I chose a fractal structure because narrative expression has what appears to me to be a sort of infinite set-ness (https://en.wikipedia.org/wiki/Infinite_set). This allows Deep Schizophrenia to recursively fill up the story from the 'inside' with each pass, moving down from higher levels of abstraction as it increases the cardinality (detail) of the narrative set. So in theory, with some clever memory management, it could allow you to fill up a narrative indefinitely (a-la George R. R. Martin). Theoretically, it should also be possible to take a complete, encoded narrative, normalize it onto a fraction of the curve, say [0,0.5] and, with some software architecture I haven't quite figured out yet, generate a "sequel" on the interval (0.5,1].

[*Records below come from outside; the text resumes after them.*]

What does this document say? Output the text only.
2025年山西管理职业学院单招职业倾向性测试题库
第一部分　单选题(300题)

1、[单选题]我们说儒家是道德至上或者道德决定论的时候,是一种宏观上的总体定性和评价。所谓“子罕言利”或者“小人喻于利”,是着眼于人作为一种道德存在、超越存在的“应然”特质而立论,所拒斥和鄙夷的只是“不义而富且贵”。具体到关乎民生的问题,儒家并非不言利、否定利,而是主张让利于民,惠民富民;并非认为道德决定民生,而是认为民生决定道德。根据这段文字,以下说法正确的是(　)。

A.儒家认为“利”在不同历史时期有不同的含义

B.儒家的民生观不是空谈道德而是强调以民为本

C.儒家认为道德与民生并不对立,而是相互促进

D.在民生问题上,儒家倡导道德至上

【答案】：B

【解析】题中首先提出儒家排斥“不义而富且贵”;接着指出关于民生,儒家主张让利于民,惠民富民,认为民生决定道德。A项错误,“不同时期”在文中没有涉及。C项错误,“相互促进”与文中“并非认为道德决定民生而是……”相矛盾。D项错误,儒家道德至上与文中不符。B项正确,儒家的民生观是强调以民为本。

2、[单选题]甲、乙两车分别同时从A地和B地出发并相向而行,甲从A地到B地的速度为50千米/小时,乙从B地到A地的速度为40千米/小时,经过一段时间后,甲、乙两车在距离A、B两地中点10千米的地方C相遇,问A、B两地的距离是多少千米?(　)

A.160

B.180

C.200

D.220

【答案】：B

Narratives, common stories, myths etc. inform and tell you more about people's beliefs and ideologies in ways mere factual data could never hope to tell you. Did it matter that Boston Tea Partier's were actually dumping the tea in order the protest the new lower prices of the East India company's tea (thanks to the British lowering the tariffs) which were negatively affecting the sales of their own speciously sourced tea? Not really because what's the story that made America what it is today? The one that reaffirmed the heroes of the American Revolution. Does Turgenev's 'Sketches From A Hunters Album' and the affect it had on people's understanding of the morality and brutality of Russian serfdom any lessoned by the fact it's a fictional narrative. No, I would argue the fact its a fictional narrative loosely based in reality is what makes it that much the stronger.
And we can now tell people much better stories, with better customized content (targeting) faster and much more efficiently than any human could hope to accomplish.